We selected 2176 pixels with strong backscattering signal for tomographic analysis. The distribution of selected pixels is presented in Figure 6(b). The estimated 3D distribution of scatterers/targets is depicted in Figure 7(a). The two 35-floored residence buildings are sucessfully derived from the confusing SAR images by TomoSAR. The estimated heights of those buildings are very close to their real height. The three groups of balconies on building 1 are all reconstructed, as shown in Figure 7(a). However, only one group of balconies on building 2 is detected by SAR tomography. The other two groups are lost in the original SAR images. Besides these two high-rise buildings, a third lower building with a height of about 40 meters is also detected.
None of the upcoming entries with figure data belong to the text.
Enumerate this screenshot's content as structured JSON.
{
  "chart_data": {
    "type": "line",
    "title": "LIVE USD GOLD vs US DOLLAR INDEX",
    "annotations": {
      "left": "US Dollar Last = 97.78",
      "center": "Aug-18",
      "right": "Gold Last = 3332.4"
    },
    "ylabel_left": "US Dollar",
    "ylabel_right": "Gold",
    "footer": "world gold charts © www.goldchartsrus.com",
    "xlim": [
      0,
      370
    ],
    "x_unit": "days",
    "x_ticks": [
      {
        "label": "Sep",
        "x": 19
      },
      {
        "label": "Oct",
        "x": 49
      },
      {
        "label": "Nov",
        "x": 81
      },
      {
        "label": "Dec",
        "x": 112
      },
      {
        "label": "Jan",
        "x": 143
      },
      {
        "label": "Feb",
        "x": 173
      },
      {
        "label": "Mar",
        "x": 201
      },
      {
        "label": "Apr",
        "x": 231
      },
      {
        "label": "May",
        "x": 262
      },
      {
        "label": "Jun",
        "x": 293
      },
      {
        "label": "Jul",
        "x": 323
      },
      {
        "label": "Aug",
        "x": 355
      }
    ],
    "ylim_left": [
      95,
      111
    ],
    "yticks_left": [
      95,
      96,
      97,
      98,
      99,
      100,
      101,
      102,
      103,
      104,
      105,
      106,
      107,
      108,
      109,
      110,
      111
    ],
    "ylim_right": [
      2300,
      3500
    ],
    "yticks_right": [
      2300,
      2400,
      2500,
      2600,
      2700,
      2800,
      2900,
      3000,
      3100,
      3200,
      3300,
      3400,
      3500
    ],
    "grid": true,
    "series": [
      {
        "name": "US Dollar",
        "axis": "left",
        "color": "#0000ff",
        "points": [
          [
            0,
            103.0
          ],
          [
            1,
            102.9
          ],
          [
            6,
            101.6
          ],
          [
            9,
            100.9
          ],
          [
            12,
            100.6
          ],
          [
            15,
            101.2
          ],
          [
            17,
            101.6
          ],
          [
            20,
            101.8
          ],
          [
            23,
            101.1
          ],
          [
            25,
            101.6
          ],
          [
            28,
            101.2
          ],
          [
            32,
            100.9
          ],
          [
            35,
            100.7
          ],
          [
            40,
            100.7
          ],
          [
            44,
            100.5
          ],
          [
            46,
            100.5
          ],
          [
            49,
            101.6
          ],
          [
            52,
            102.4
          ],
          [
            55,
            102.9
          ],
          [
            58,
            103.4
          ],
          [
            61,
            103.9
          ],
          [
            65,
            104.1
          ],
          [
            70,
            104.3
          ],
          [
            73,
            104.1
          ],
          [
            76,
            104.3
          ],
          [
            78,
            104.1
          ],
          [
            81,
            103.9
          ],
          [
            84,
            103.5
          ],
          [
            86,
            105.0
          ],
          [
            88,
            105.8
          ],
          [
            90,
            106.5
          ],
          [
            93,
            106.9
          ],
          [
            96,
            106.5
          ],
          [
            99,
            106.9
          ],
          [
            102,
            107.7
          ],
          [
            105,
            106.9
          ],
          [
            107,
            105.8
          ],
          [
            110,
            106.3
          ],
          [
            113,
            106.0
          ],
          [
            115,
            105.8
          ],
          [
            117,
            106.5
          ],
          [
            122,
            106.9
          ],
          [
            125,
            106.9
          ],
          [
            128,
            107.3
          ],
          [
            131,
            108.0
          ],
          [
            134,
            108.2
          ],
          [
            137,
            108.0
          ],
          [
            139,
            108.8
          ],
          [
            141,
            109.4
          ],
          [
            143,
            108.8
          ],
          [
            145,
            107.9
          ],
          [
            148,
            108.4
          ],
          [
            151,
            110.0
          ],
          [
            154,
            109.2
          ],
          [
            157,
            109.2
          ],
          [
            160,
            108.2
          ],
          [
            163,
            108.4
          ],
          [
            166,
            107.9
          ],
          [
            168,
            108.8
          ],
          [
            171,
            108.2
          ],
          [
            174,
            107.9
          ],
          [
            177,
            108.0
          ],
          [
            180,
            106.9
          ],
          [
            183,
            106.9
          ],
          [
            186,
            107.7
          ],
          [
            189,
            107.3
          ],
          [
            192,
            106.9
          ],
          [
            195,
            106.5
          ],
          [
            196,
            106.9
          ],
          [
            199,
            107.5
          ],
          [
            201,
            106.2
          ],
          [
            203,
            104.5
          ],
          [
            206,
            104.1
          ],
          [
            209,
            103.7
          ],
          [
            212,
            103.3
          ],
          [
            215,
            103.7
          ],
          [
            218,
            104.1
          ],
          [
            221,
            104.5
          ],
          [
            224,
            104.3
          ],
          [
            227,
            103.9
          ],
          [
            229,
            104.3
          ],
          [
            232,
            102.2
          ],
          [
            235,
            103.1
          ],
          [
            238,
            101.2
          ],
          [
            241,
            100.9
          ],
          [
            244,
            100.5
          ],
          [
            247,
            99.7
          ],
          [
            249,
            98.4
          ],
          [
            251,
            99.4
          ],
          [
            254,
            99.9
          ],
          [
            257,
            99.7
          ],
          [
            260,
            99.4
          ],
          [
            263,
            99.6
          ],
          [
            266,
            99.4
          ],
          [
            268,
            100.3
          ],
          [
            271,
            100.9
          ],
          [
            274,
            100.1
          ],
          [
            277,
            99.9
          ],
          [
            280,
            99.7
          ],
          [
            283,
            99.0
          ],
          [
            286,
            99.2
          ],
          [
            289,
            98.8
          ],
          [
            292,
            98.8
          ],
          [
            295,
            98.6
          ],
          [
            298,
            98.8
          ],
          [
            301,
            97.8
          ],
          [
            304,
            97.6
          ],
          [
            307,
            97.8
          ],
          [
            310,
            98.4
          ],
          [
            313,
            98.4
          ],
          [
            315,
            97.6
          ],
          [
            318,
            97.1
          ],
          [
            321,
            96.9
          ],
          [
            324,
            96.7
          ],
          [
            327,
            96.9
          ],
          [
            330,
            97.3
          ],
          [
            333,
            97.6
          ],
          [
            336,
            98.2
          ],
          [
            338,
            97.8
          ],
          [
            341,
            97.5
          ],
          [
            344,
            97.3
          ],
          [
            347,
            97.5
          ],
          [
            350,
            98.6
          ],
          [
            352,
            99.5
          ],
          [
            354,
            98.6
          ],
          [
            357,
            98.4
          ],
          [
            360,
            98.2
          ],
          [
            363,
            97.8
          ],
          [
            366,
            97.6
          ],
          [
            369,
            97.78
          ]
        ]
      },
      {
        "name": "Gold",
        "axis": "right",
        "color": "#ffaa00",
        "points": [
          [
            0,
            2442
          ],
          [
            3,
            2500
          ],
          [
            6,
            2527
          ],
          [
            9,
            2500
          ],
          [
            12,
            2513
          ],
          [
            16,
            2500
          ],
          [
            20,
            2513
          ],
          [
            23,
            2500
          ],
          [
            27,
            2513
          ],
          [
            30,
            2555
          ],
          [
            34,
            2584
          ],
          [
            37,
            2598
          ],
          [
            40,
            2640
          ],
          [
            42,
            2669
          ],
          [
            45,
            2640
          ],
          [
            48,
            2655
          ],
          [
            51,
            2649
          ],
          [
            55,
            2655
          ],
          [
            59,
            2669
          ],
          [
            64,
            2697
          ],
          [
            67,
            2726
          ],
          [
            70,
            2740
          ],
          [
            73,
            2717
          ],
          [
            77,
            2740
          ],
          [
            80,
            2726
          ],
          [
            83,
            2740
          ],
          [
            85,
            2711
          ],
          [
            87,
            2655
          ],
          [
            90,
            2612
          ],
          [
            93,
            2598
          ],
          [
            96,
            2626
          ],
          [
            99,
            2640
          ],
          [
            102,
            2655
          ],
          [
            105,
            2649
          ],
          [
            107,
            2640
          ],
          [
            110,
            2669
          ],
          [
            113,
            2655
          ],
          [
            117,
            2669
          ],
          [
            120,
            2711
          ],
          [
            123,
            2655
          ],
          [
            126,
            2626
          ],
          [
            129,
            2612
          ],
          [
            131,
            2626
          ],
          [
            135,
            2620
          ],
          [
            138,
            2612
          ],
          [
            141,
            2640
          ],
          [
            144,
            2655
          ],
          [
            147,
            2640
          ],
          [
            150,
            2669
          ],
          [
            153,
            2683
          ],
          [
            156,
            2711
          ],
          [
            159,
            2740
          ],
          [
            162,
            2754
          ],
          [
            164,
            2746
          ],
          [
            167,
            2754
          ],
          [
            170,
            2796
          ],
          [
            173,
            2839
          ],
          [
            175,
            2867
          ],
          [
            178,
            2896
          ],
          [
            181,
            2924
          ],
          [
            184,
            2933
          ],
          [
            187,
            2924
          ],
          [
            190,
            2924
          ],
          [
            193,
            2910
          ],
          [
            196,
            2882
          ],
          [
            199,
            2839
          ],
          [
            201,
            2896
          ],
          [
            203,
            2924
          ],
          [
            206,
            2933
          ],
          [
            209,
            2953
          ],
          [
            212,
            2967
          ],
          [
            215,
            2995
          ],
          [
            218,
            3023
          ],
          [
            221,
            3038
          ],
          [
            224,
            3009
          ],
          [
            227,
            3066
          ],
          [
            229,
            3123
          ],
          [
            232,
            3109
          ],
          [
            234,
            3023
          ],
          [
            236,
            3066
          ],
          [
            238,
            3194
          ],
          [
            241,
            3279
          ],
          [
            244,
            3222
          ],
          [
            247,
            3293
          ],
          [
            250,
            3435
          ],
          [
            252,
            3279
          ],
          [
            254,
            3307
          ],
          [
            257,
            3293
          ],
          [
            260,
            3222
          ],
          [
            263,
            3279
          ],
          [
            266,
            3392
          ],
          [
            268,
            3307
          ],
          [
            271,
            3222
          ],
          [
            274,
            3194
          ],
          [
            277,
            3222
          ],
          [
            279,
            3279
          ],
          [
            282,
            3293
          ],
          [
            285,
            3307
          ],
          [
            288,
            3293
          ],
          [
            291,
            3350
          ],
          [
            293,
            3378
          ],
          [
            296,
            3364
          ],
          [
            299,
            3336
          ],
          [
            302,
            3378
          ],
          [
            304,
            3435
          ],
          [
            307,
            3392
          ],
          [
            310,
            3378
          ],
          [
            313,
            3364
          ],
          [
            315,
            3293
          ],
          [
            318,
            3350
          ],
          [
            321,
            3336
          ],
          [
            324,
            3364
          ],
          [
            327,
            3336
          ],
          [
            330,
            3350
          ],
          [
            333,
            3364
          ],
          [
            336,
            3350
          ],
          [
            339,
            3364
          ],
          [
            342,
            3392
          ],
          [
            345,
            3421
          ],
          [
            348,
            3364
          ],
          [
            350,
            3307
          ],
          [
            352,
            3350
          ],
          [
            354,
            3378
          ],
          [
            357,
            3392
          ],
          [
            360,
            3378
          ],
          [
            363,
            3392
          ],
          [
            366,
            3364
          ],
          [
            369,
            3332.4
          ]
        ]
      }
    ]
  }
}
In order to analyze the tomographic result in detail, the estimated targets along two azimuth lines are plotted in Figures 7(b) and 7(c). The locations of these two azimuth lines are shown in Figure 6(b). We could see that line 1 goes across the three groups of balconies on building 1 and one group of balconies on building 2, which is demonstrated by the estimates of line 1 in Figure 7(b). There exists three separate short lines along the facade of building 1 and only one short line along the facade of building 2. On the other hand, line 2 goes through facades of both building 1 and building 2, as shown in Figure 6(b). Therefore, we could see two long lines in Figure 7(c) where each line refers to one building facade.

5. Conclusions

In this paper, SAR tomography is used for TerraSAR-X StripMap data interpretation, which overcomes the severe layover problems of dense urban areas. For this purpose, we used a tomographic method called Butterworth-filter based singular value decomposition (BSVD). Two areas of interest in Shanghai are analyzed using SAR tomography. It is very hard for nonexpert users to understand the SAR images, sometimes even difficult for someone experienced in SAR data. With the assistance of SAR tomography, the 3D distributions of targets in Zhengda Wudaokou Plaza area and Dingyuan area are derived in this paper. The tomographic results could help users better understand the complex urban scenarios in SAR data.

Conflict of Interests

The authors declare that there is no conflict of interests regarding the publication of this paper.

Acknowledgments

The authors would like to thank Dr. X. Zhu for the great help during this research work, Prof. Dr. L. Meng and Prof. Dr. J. Krisp for the kind support under IGSSE project 6.08 4D City. This work is financially supported by the National Natural Science Foundation of China under Grants 41174120 and 61331016, and the Research Fund for the Doctoral Program of Higher Education of China under Grant 20110141110057. The TerraSAR-X data was provided by Airbus Defence and Space.